I also found I reload nginx,try curl get no data,and there is no one nginx log ,curl: (52) Emptyy reply from server ,I must restart the nginx .
FYI: the contact points do not expect the port number to be included, you should strip them out. Second: why are you specifying that many contact points? If all those nodes are part of the same cluster, this driver will retrieve them already. You only need to specify one or two contact points. I also hope all of those are part of the same Cassandra cluster.
Have you ever used Cassandra with any of the Datastax drivers before? This driver is built with a similar approach. There is not much I can tell beyond that according to the bits you pasted... As long as you do not provide me with a minimalistic reproducible example (that would include the C* schema, and some test data, as well as OpenResty, Cassandra and lua-cassandra versions), I cannot help you further, nor do I have the time to.
The title of this issue is "issues when ip of cassandra cluster changed.", but so far, I was not given any reproducible example about such a use-case... It would be useful if you want me to do something about it, or explain why it might not be supported.
I am facing same issue. I ued volume snapshot from one node and attached it to other node.

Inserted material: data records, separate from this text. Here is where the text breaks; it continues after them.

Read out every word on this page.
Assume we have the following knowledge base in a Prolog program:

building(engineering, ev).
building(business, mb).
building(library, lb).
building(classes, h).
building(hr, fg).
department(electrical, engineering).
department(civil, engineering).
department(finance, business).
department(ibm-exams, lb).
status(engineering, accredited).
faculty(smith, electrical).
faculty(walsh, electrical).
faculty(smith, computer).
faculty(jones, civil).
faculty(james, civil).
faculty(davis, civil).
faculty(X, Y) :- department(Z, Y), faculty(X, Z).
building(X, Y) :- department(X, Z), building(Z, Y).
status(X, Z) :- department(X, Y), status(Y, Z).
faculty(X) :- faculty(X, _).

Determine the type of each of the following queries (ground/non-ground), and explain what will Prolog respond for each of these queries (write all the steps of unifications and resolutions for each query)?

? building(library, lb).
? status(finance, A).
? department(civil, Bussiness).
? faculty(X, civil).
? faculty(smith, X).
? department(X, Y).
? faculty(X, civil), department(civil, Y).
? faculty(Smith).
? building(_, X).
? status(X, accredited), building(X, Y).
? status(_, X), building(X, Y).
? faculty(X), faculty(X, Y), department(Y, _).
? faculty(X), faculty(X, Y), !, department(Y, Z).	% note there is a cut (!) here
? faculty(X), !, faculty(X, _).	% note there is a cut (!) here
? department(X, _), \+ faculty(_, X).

Now I am getting "Nodes /X.X.X.X and /X.X.X.X have the same token 8256225600046861013." Also, I am unable to use nodetool, it gives error "Failed to connect to '127.0.0.1:7199' - NoSuchObjectException: 'no such object in table'."
@atmesh I don't think this error is related to this driver, sorry.
when ip of cassandra changed , the following error where on error log 1.could not refresh cluster: failed to acquire lock: timeout 2.attempt to index field 'shm' (a nil value)